Chambre 442

Voici un livre qui dérange, qui heurte et qui ne s'oublie pas!
Parue dans la collection "En attendant le bus" des éditions Jacques André, cette histoire courte de 72 pages de Diane Peylin nous révèle toute la cruauté dont sont capables des hommes, des actes et des situations abominables dont nous avons connaissance mais que nous ne relevons pas parce que cela se passe loin, très loin, et que nous ne nous sentons pas concernés finalement...
Après avoir fui un père, violeur et père à la fois de la fillette qu'elle va mettre au monde, Lee, petite jeune fille Thaïlandaise, atterrit à Trang, une "ville tranquille et sans charme" située à des centaines de kilomètres de Bangkok.
Enceinte jusqu'au cou, elle est interpellée par Noy, un jeune homme de confiance de prime abord, qui l'emmène chez son ami Monsieur Ling, gérant d'un hôtel restaurant au 4ème étage duquel se trouve cette fameuse "chambre 442".
Cette chambre où la jeune fille, devenue "Lili" dans l'intérêt du "métier", va rester isolée, prisonnière, incapable d'en sortir.
Cette chambre où on la drogue pour qu'elle n'ait pas conscience des outrages infligés à son corps par des hommes vils et abjects qui peuvent assouvir ainsi leurs plus sombres fantasmes.
Ce texte est une véritable descente aux enfers.
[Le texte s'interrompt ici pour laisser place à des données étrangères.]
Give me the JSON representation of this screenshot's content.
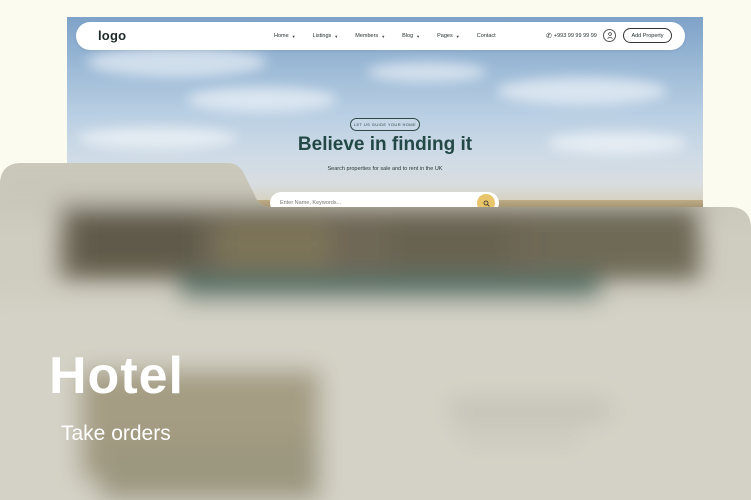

Pourtant Lee espère, croit en un meilleur possible, un avenir proche où elle pourra retrouver sa petite fille, sa chère Marilyn, un futur bonheur qu'elle partagera avec celui quelle appelle son "Prince" aperçu dans la montée d'escalier et qui a semblé si bon, tellement différent des autres...
Dans toute cette noirceur (et jusqu'à la dernière ligne), nous aussi on s'accroche. Avec Lee, on partage ses souvenirs d'enfance, l'amour d'une mère (même si hélas! celle-ci n'a pas pu la protéger comme il aurait fallu), l'admiration qu'elle porte à Madame Sheng, femme belle et mystérieuse, épouse respectée d'un notable de son petit village, et qui lui a donné des rêves de réussite sociale et de bonheur.
Avec Lee, on a envie d'espérer que toute cette cruauté va cesser, que cet avilissement du corps n'est que provisoire, que tout ça va s'arrêter. Certes ce sera le cas, brutal et pourtant, sans doute, la seule fin possible à cette non vie.
Ce texte, lourd et profond, et d'une grande sensibilité en même temps, se lit très vite. Peut-être pas vraiment "en attendant le bus" mais dans la quiétude d'un chez-soi protégé et rassurant pour ne pas sombrer également dans cette incompréhension d'un monde... incompréhensible.